In this photo recieved by AFP on 29 August 2019 from Muotri Lab at UC San Diego, an image shows pea-size brain organoids at 10 months old. Photo: AFP
In this photo recieved by AFP on 29 August 2019 from Muotri Lab at UC San Diego, an image shows pea-size brain organoids at 10 months old. Photo: AFP

Scientists have picked up electrical activity in pea-sized, lab-grown brains for the first time, paving the way to model neurological conditions and answer fundamental questions on how our gray matter develops.

It's not clear whether the mini-brains are conscious -- the team behind the breakthrough suspect they're not but can't say for sure -- opening up a new ethical dimension to this area of research moving forward.

So-called "brain organoids" derived from adult stem cells have been around for a decade or so but have never previously developed functional neural networks.

"If you had asked me five years ago would you think that a brain organoid would ever have a sophisticated network able to generate a brain oscillation, I would say no," Alysson Muotri, a biologist at the University of California San Diego, told AFP.

A paper published by Muotri and colleagues in the journal Cell Press on Thursday said that part of the breakthrough was the result of a better procedure to grow stem cells, including optimizing the culture medium formula.

The other part was initially surprising, but also intuitive when the researchers thought about it: simply allowing the neurons adequate time to develop, just as unborn babies' brains develop in the womb.

The team began to detect bursts of brain waves from organoids from about two months.

The signals were sparse and had the same frequency, a pattern seen in very immature human brains. But as they continued to grow, they produced brain waves at different frequencies, and the signals appeared more regularly, suggesting further development of their neural networks.

Early organoids were used to model what happens when the brain is exposed to diseases like the Zika virus which causes physical malformations.

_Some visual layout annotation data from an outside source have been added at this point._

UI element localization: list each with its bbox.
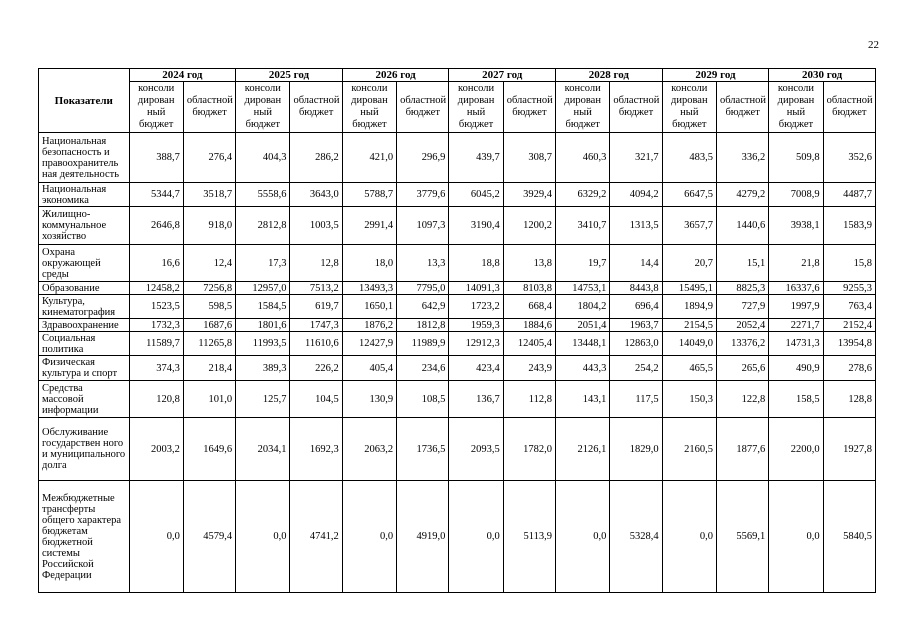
consolidated-budget-value-cell: 120,8 bbox=[129, 381, 183, 418]
regional-budget-value-cell: 234,6 bbox=[397, 356, 449, 381]
consolidated-budget-value-cell: 20,7 bbox=[662, 245, 716, 282]
regional-budget-value-cell: 286,2 bbox=[290, 133, 342, 183]
consolidated-budget-header: консоли дирован ный бюджет bbox=[342, 82, 396, 133]
consolidated-budget-value-cell: 3657,7 bbox=[662, 207, 716, 245]
consolidated-budget-value-cell: 3410,7 bbox=[556, 207, 610, 245]
table-row bbox=[39, 295, 876, 319]
consolidated-budget-value-cell: 490,9 bbox=[769, 356, 823, 381]
regional-budget-value-cell: 1927,8 bbox=[823, 418, 875, 481]
regional-budget-header: областной бюджет bbox=[397, 82, 449, 133]
regional-budget-value-cell: 11989,9 bbox=[397, 332, 449, 356]
table-row bbox=[39, 207, 876, 245]
consolidated-budget-value-cell: 0,0 bbox=[662, 481, 716, 593]
consolidated-budget-value-cell: 465,5 bbox=[662, 356, 716, 381]
year-header: 2025 год bbox=[236, 69, 343, 82]
regional-budget-value-cell: 243,9 bbox=[503, 356, 555, 381]
regional-budget-value-cell: 12863,0 bbox=[610, 332, 662, 356]
table-row bbox=[39, 356, 876, 381]
consolidated-budget-value-cell: 2646,8 bbox=[129, 207, 183, 245]
regional-budget-value-cell: 7513,2 bbox=[290, 282, 342, 295]
regional-budget-header: областной бюджет bbox=[183, 82, 235, 133]
regional-budget-value-cell: 254,2 bbox=[610, 356, 662, 381]
consolidated-budget-value-cell: 16337,6 bbox=[769, 282, 823, 295]
consolidated-budget-value-cell: 1894,9 bbox=[662, 295, 716, 319]
regional-budget-value-cell: 12,4 bbox=[183, 245, 235, 282]
regional-budget-value-cell: 1812,8 bbox=[397, 319, 449, 332]
regional-budget-value-cell: 352,6 bbox=[823, 133, 875, 183]
regional-budget-value-cell: 727,9 bbox=[716, 295, 768, 319]
consolidated-budget-value-cell: 439,7 bbox=[449, 133, 503, 183]
consolidated-budget-header: консоли дирован ный бюджет bbox=[556, 82, 610, 133]
consolidated-budget-value-cell: 2034,1 bbox=[236, 418, 290, 481]
consolidated-budget-value-cell: 136,7 bbox=[449, 381, 503, 418]
regional-budget-value-cell: 4579,4 bbox=[183, 481, 235, 593]
budget-table bbox=[38, 68, 876, 593]
regional-budget-value-cell: 117,5 bbox=[610, 381, 662, 418]
consolidated-budget-value-cell: 6647,5 bbox=[662, 183, 716, 207]
regional-budget-value-cell: 13376,2 bbox=[716, 332, 768, 356]
consolidated-budget-value-cell: 2126,1 bbox=[556, 418, 610, 481]
consolidated-budget-value-cell: 2093,5 bbox=[449, 418, 503, 481]
consolidated-budget-value-cell: 11993,5 bbox=[236, 332, 290, 356]
indicator-name-cell: Национальная экономика bbox=[39, 183, 130, 207]
consolidated-budget-value-cell: 421,0 bbox=[342, 133, 396, 183]
consolidated-budget-value-cell: 14753,1 bbox=[556, 282, 610, 295]
regional-budget-value-cell: 4094,2 bbox=[610, 183, 662, 207]
regional-budget-value-cell: 14,4 bbox=[610, 245, 662, 282]
consolidated-budget-value-cell: 21,8 bbox=[769, 245, 823, 282]
budget-type-header-row bbox=[39, 82, 876, 133]
regional-budget-value-cell: 278,6 bbox=[823, 356, 875, 381]
regional-budget-value-cell: 122,8 bbox=[716, 381, 768, 418]
regional-budget-value-cell: 128,8 bbox=[823, 381, 875, 418]
consolidated-budget-value-cell: 150,3 bbox=[662, 381, 716, 418]
table-row bbox=[39, 381, 876, 418]
regional-budget-value-cell: 7256,8 bbox=[183, 282, 235, 295]
consolidated-budget-value-cell: 16,6 bbox=[129, 245, 183, 282]
regional-budget-value-cell: 918,0 bbox=[183, 207, 235, 245]
consolidated-budget-value-cell: 5344,7 bbox=[129, 183, 183, 207]
regional-budget-value-cell: 619,7 bbox=[290, 295, 342, 319]
regional-budget-value-cell: 296,9 bbox=[397, 133, 449, 183]
consolidated-budget-value-cell: 0,0 bbox=[769, 481, 823, 593]
table-row bbox=[39, 133, 876, 183]
regional-budget-value-cell: 3518,7 bbox=[183, 183, 235, 207]
consolidated-budget-value-cell: 15495,1 bbox=[662, 282, 716, 295]
consolidated-budget-value-cell: 11589,7 bbox=[129, 332, 183, 356]
regional-budget-value-cell: 1963,7 bbox=[610, 319, 662, 332]
consolidated-budget-value-cell: 483,5 bbox=[662, 133, 716, 183]
consolidated-budget-value-cell: 509,8 bbox=[769, 133, 823, 183]
table-row bbox=[39, 332, 876, 356]
regional-budget-value-cell: 15,1 bbox=[716, 245, 768, 282]
consolidated-budget-value-cell: 0,0 bbox=[449, 481, 503, 593]
indicator-name-cell: Образование bbox=[39, 282, 130, 295]
consolidated-budget-value-cell: 443,3 bbox=[556, 356, 610, 381]
consolidated-budget-value-cell: 1584,5 bbox=[236, 295, 290, 319]
consolidated-budget-value-cell: 389,3 bbox=[236, 356, 290, 381]
year-header: 2028 год bbox=[556, 69, 663, 82]
regional-budget-value-cell: 265,6 bbox=[716, 356, 768, 381]
regional-budget-value-cell: 8443,8 bbox=[610, 282, 662, 295]
indicator-column-header: Показатели bbox=[39, 69, 130, 133]
regional-budget-value-cell: 336,2 bbox=[716, 133, 768, 183]
indicator-name-cell: Социальная политика bbox=[39, 332, 130, 356]
consolidated-budget-value-cell: 1732,3 bbox=[129, 319, 183, 332]
regional-budget-value-cell: 108,5 bbox=[397, 381, 449, 418]
regional-budget-value-cell: 1884,6 bbox=[503, 319, 555, 332]
regional-budget-value-cell: 1829,0 bbox=[610, 418, 662, 481]
indicator-name-cell: Межбюджетные трансферты общего характера бюджетам бюджетной системы Российской Федерации bbox=[39, 481, 130, 593]
regional-budget-value-cell: 3929,4 bbox=[503, 183, 555, 207]
consolidated-budget-value-cell: 17,3 bbox=[236, 245, 290, 282]
regional-budget-value-cell: 1692,3 bbox=[290, 418, 342, 481]
consolidated-budget-value-cell: 125,7 bbox=[236, 381, 290, 418]
indicator-name-cell: Физическая культура и спорт bbox=[39, 356, 130, 381]
consolidated-budget-header: консоли дирован ный бюджет bbox=[449, 82, 503, 133]
consolidated-budget-value-cell: 388,7 bbox=[129, 133, 183, 183]
consolidated-budget-value-cell: 0,0 bbox=[342, 481, 396, 593]
regional-budget-value-cell: 2052,4 bbox=[716, 319, 768, 332]
regional-budget-value-cell: 4487,7 bbox=[823, 183, 875, 207]
table-row bbox=[39, 282, 876, 295]
regional-budget-value-cell: 101,0 bbox=[183, 381, 235, 418]
regional-budget-value-cell: 5113,9 bbox=[503, 481, 555, 593]
consolidated-budget-header: консоли дирован ный бюджет bbox=[236, 82, 290, 133]
consolidated-budget-value-cell: 143,1 bbox=[556, 381, 610, 418]
regional-budget-value-cell: 1003,5 bbox=[290, 207, 342, 245]
consolidated-budget-value-cell: 1876,2 bbox=[342, 319, 396, 332]
consolidated-budget-value-cell: 18,8 bbox=[449, 245, 503, 282]
regional-budget-value-cell: 13,8 bbox=[503, 245, 555, 282]
regional-budget-value-cell: 5840,5 bbox=[823, 481, 875, 593]
consolidated-budget-value-cell: 14731,3 bbox=[769, 332, 823, 356]
regional-budget-value-cell: 11265,8 bbox=[183, 332, 235, 356]
table-header bbox=[39, 69, 876, 133]
consolidated-budget-value-cell: 158,5 bbox=[769, 381, 823, 418]
consolidated-budget-value-cell: 374,3 bbox=[129, 356, 183, 381]
year-header: 2027 год bbox=[449, 69, 556, 82]
regional-budget-value-cell: 1649,6 bbox=[183, 418, 235, 481]
consolidated-budget-value-cell: 3938,1 bbox=[769, 207, 823, 245]
consolidated-budget-value-cell: 5558,6 bbox=[236, 183, 290, 207]
regional-budget-value-cell: 1200,2 bbox=[503, 207, 555, 245]
consolidated-budget-header: консоли дирован ный бюджет bbox=[129, 82, 183, 133]
consolidated-budget-value-cell: 405,4 bbox=[342, 356, 396, 381]
consolidated-budget-value-cell: 12912,3 bbox=[449, 332, 503, 356]
year-header-row bbox=[39, 69, 876, 82]
regional-budget-value-cell: 5569,1 bbox=[716, 481, 768, 593]
consolidated-budget-value-cell: 7008,9 bbox=[769, 183, 823, 207]
consolidated-budget-value-cell: 1997,9 bbox=[769, 295, 823, 319]
consolidated-budget-value-cell: 0,0 bbox=[556, 481, 610, 593]
table-row bbox=[39, 245, 876, 282]
indicator-name-cell: Жилищно-коммунальное хозяйство bbox=[39, 207, 130, 245]
regional-budget-value-cell: 13,3 bbox=[397, 245, 449, 282]
regional-budget-value-cell: 308,7 bbox=[503, 133, 555, 183]
consolidated-budget-value-cell: 2003,2 bbox=[129, 418, 183, 481]
regional-budget-value-cell: 12405,4 bbox=[503, 332, 555, 356]
regional-budget-value-cell: 11610,6 bbox=[290, 332, 342, 356]
regional-budget-value-cell: 7795,0 bbox=[397, 282, 449, 295]
consolidated-budget-value-cell: 12957,0 bbox=[236, 282, 290, 295]
regional-budget-value-cell: 112,8 bbox=[503, 381, 555, 418]
consolidated-budget-value-cell: 2063,2 bbox=[342, 418, 396, 481]
regional-budget-value-cell: 8103,8 bbox=[503, 282, 555, 295]
regional-budget-value-cell: 642,9 bbox=[397, 295, 449, 319]
consolidated-budget-value-cell: 0,0 bbox=[129, 481, 183, 593]
year-header: 2024 год bbox=[129, 69, 236, 82]
indicator-name-cell: Средства массовой информации bbox=[39, 381, 130, 418]
year-header: 2026 год bbox=[342, 69, 449, 82]
indicator-name-cell: Здравоохранение bbox=[39, 319, 130, 332]
regional-budget-value-cell: 321,7 bbox=[610, 133, 662, 183]
consolidated-budget-value-cell: 2200,0 bbox=[769, 418, 823, 481]
regional-budget-value-cell: 15,8 bbox=[823, 245, 875, 282]
regional-budget-header: областной бюджет bbox=[716, 82, 768, 133]
consolidated-budget-value-cell: 2812,8 bbox=[236, 207, 290, 245]
consolidated-budget-value-cell: 1650,1 bbox=[342, 295, 396, 319]
regional-budget-header: областной бюджет bbox=[823, 82, 875, 133]
consolidated-budget-value-cell: 404,3 bbox=[236, 133, 290, 183]
table-row bbox=[39, 418, 876, 481]
regional-budget-value-cell: 1687,6 bbox=[183, 319, 235, 332]
regional-budget-value-cell: 4279,2 bbox=[716, 183, 768, 207]
indicator-name-cell: Культура, кинематография bbox=[39, 295, 130, 319]
consolidated-budget-value-cell: 1959,3 bbox=[449, 319, 503, 332]
consolidated-budget-value-cell: 0,0 bbox=[236, 481, 290, 593]
table-row bbox=[39, 481, 876, 593]
regional-budget-value-cell: 1782,0 bbox=[503, 418, 555, 481]
consolidated-budget-value-cell: 130,9 bbox=[342, 381, 396, 418]
year-header: 2030 год bbox=[769, 69, 876, 82]
regional-budget-value-cell: 218,4 bbox=[183, 356, 235, 381]
consolidated-budget-value-cell: 1723,2 bbox=[449, 295, 503, 319]
consolidated-budget-value-cell: 12427,9 bbox=[342, 332, 396, 356]
table-row bbox=[39, 183, 876, 207]
consolidated-budget-value-cell: 18,0 bbox=[342, 245, 396, 282]
consolidated-budget-value-cell: 2154,5 bbox=[662, 319, 716, 332]
year-header: 2029 год bbox=[662, 69, 769, 82]
table-row bbox=[39, 319, 876, 332]
regional-budget-value-cell: 1877,6 bbox=[716, 418, 768, 481]
regional-budget-value-cell: 1313,5 bbox=[610, 207, 662, 245]
regional-budget-value-cell: 4741,2 bbox=[290, 481, 342, 593]
consolidated-budget-value-cell: 1801,6 bbox=[236, 319, 290, 332]
consolidated-budget-value-cell: 2051,4 bbox=[556, 319, 610, 332]
regional-budget-header: областной бюджет bbox=[610, 82, 662, 133]
regional-budget-value-cell: 12,8 bbox=[290, 245, 342, 282]
regional-budget-value-cell: 3779,6 bbox=[397, 183, 449, 207]
regional-budget-value-cell: 1747,3 bbox=[290, 319, 342, 332]
consolidated-budget-value-cell: 12458,2 bbox=[129, 282, 183, 295]
regional-budget-value-cell: 763,4 bbox=[823, 295, 875, 319]
consolidated-budget-value-cell: 14091,3 bbox=[449, 282, 503, 295]
consolidated-budget-value-cell: 6329,2 bbox=[556, 183, 610, 207]
consolidated-budget-value-cell: 5788,7 bbox=[342, 183, 396, 207]
consolidated-budget-value-cell: 6045,2 bbox=[449, 183, 503, 207]
consolidated-budget-value-cell: 2991,4 bbox=[342, 207, 396, 245]
regional-budget-value-cell: 668,4 bbox=[503, 295, 555, 319]
indicator-name-cell: Национальная безопасность и правоохранитель ная деятельность bbox=[39, 133, 130, 183]
regional-budget-value-cell: 8825,3 bbox=[716, 282, 768, 295]
regional-budget-value-cell: 4919,0 bbox=[397, 481, 449, 593]
indicator-name-cell: Обслуживание государствен ного и муниципального долга bbox=[39, 418, 130, 481]
consolidated-budget-value-cell: 460,3 bbox=[556, 133, 610, 183]
regional-budget-value-cell: 9255,3 bbox=[823, 282, 875, 295]
consolidated-budget-value-cell: 1804,2 bbox=[556, 295, 610, 319]
regional-budget-value-cell: 1583,9 bbox=[823, 207, 875, 245]
page-number: 22 bbox=[868, 39, 879, 51]
regional-budget-value-cell: 598,5 bbox=[183, 295, 235, 319]
table-body bbox=[39, 133, 876, 593]
regional-budget-value-cell: 3643,0 bbox=[290, 183, 342, 207]
regional-budget-value-cell: 2152,4 bbox=[823, 319, 875, 332]
consolidated-budget-value-cell: 13493,3 bbox=[342, 282, 396, 295]
indicator-name-cell: Охрана окружающей среды bbox=[39, 245, 130, 282]
consolidated-budget-value-cell: 2271,7 bbox=[769, 319, 823, 332]
consolidated-budget-value-cell: 423,4 bbox=[449, 356, 503, 381]
regional-budget-value-cell: 1736,5 bbox=[397, 418, 449, 481]
consolidated-budget-value-cell: 13448,1 bbox=[556, 332, 610, 356]
consolidated-budget-header: консоли дирован ный бюджет bbox=[662, 82, 716, 133]
regional-budget-header: областной бюджет bbox=[290, 82, 342, 133]
regional-budget-value-cell: 104,5 bbox=[290, 381, 342, 418]
regional-budget-value-cell: 696,4 bbox=[610, 295, 662, 319]
consolidated-budget-value-cell: 1523,5 bbox=[129, 295, 183, 319]
regional-budget-value-cell: 5328,4 bbox=[610, 481, 662, 593]
consolidated-budget-value-cell: 2160,5 bbox=[662, 418, 716, 481]
consolidated-budget-value-cell: 3190,4 bbox=[449, 207, 503, 245]
regional-budget-value-cell: 1440,6 bbox=[716, 207, 768, 245]
regional-budget-value-cell: 226,2 bbox=[290, 356, 342, 381]
consolidated-budget-value-cell: 19,7 bbox=[556, 245, 610, 282]
regional-budget-value-cell: 13954,8 bbox=[823, 332, 875, 356]
regional-budget-value-cell: 276,4 bbox=[183, 133, 235, 183]
consolidated-budget-value-cell: 14049,0 bbox=[662, 332, 716, 356]
consolidated-budget-header: консоли дирован ный бюджет bbox=[769, 82, 823, 133]
regional-budget-value-cell: 1097,3 bbox=[397, 207, 449, 245]
regional-budget-header: областной бюджет bbox=[503, 82, 555, 133]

But there are also a host of neurological conditions such as autism, epilepsy, and even psychiatric conditions where problems arise from how the brain network is wired, not from malformations.

By creating brain organoids from the stem cells of individuals with these conditions, scientists could better model them and perhaps one day find cures.

They also hope to answer more fundamental questions. Muotri said the organoids development plateaued around nine to 10 months.

"I'm curious about that. I wonder if it's because we don't have a vascularization system to allow the nutrients to get inside, or it could be that we are just lacking stimulation" in the form of sensory input.

He hopes to test both hypotheses.

About whether the brain organoids are conscious, Muotri said he suspects not because of its early stage of development.

"But if you ask me, 'How do you know?' I would say I have no evidence either way, because we don't even know how to detect consciousness in other systems," he said.

"As we get closer to the human brain, all of these ethical questions will appear," he admitted, proposing the field be subject to regulation in the same way animal testing is.